Third-party packages extend indx without modifying it by advertising Python packaging entry points. At runtime the registry discovers them via importlib.metadata and merges them into the per-slot registries — so installing a plugin package is enough to make its name usable anywhere a built-in is.

Entry-point groupSlotProtocol
indx.parsersparserParser
indx.llmsllmLLM
indx.vlmsvlmVLM
indx.embeddersembedderEmbedder
indx.storesstoreStore
indx.outputsoutputOutputWriter
indx.stagespipelineStage

A plugin registers under the relevant group in its own pyproject.toml:

# pyproject.toml of a third-party package "indx-weaviate"
[project.entry-points."indx.stores"]
weaviate = "indx_weaviate.store:WeaviateStore"

After pip install indx-weaviate, the registry finds the entry point on first resolution, validates that the class satisfies the Store protocol, and registers it under the name weaviate. The name then works everywhere a built-in does:

[store]
backend = "weaviate"
DirectoryPipeline(store="weaviate")

The complete set of defaults applied when nothing is overridden in code, on the CLI, or in indx.toml:

SlotDefault nameDefault classNotes
parserdoclingDoclingParserHigh-fidelity local parser; extra indx[docling].
llmopenai:gpt-5-miniOpenAILLM (gpt-5-mini)Cloud enrichment; none to disable, ollama:qwen2.5 for local.
vlmnoneNullVLMVision enrichment off by default.
embedderopenai:text-embedding-3-smallOpenAIEmbedderVector dimensionality 1536.
storeqdrantQdrantStoreEmbedded or server; jsonl is the zero-dep fallback.
output.indxIndxWriterSealed portable ZIP archive.

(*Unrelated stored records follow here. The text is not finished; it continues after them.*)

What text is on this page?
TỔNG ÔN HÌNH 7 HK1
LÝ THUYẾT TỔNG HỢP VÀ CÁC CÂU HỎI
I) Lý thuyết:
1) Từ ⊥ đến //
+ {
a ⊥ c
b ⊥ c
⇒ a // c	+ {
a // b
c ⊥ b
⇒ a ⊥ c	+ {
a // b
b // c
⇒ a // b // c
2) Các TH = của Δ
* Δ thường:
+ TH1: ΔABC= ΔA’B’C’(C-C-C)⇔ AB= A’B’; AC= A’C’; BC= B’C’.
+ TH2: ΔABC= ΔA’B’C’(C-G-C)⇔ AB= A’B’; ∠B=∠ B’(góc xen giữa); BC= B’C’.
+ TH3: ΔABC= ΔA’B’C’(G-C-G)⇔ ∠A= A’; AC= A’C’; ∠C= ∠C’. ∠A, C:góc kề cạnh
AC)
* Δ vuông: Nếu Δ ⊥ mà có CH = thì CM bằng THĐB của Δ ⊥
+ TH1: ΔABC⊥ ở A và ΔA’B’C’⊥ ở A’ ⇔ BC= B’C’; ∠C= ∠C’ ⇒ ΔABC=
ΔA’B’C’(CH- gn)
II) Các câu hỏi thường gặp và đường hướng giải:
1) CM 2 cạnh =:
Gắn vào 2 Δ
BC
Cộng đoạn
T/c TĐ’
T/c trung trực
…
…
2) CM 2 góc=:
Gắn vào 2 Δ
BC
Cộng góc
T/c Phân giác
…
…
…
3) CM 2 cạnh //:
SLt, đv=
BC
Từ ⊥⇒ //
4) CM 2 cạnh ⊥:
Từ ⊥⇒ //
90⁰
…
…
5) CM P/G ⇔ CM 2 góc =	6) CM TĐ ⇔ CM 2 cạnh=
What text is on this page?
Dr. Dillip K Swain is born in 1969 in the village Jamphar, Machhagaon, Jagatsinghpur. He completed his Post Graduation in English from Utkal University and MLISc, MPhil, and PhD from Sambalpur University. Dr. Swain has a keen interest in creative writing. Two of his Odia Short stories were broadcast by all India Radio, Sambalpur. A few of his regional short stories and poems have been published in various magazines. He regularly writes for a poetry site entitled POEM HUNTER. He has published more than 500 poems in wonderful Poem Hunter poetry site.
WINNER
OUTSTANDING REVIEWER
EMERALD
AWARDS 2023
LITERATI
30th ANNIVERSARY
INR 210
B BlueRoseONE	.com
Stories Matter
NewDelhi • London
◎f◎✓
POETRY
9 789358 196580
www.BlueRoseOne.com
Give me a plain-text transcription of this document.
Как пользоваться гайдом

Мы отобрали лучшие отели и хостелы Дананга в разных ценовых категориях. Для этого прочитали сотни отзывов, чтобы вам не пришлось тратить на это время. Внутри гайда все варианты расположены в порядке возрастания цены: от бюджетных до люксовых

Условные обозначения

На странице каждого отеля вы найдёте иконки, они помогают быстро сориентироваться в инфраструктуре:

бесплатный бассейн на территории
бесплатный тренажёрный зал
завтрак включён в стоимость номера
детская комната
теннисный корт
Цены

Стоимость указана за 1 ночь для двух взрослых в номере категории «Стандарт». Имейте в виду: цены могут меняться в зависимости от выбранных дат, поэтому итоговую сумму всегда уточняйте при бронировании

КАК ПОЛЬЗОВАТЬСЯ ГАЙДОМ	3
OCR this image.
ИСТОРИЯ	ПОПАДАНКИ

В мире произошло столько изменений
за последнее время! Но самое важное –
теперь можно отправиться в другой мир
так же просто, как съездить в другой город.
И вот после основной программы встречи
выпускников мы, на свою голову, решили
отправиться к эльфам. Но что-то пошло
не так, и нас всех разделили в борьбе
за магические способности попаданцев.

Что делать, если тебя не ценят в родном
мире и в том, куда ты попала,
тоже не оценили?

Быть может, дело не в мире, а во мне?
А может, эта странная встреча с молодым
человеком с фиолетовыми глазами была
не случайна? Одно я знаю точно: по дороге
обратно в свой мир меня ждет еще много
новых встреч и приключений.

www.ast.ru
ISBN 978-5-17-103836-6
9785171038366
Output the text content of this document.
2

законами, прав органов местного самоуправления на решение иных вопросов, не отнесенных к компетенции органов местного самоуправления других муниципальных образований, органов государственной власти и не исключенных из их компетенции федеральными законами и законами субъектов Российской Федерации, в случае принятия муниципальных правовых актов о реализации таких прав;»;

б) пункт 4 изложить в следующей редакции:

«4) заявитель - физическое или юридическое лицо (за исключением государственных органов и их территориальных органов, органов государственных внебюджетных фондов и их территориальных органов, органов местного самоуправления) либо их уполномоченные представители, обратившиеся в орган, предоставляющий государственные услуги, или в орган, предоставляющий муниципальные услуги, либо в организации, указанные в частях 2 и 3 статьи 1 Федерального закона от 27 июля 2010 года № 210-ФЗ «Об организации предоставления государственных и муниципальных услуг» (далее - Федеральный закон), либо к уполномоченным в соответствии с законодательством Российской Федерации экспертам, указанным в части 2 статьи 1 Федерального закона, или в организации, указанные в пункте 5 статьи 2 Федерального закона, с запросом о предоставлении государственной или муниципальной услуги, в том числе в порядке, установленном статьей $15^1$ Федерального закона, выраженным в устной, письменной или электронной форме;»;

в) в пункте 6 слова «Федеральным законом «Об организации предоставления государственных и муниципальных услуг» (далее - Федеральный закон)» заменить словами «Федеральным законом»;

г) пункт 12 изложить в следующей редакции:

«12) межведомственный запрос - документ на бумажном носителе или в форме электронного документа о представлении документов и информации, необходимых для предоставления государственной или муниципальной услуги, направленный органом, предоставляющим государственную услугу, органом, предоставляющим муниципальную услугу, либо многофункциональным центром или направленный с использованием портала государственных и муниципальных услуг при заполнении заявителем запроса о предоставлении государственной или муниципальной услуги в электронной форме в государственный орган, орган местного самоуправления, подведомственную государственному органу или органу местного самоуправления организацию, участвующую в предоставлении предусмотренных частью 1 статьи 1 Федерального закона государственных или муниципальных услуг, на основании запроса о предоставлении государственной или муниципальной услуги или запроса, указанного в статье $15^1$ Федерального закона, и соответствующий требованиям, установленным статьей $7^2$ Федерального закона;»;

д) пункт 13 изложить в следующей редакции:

These map directly to the indx.toml keys [parser].engine, [enrich].llm, [enrich].vlm, [embed].model, [store].backend, and [output].format. The full configuration schema and per-backend sub-tables are documented in the configuration reference.

The resolved choices are recorded in the produced archive’s manifest and in index.json metadata, so a knowledge space is self-describing — a consumer can confirm exactly which embedder (and dimensionality) produced its vectors before querying. See the .indx archive and index.json references.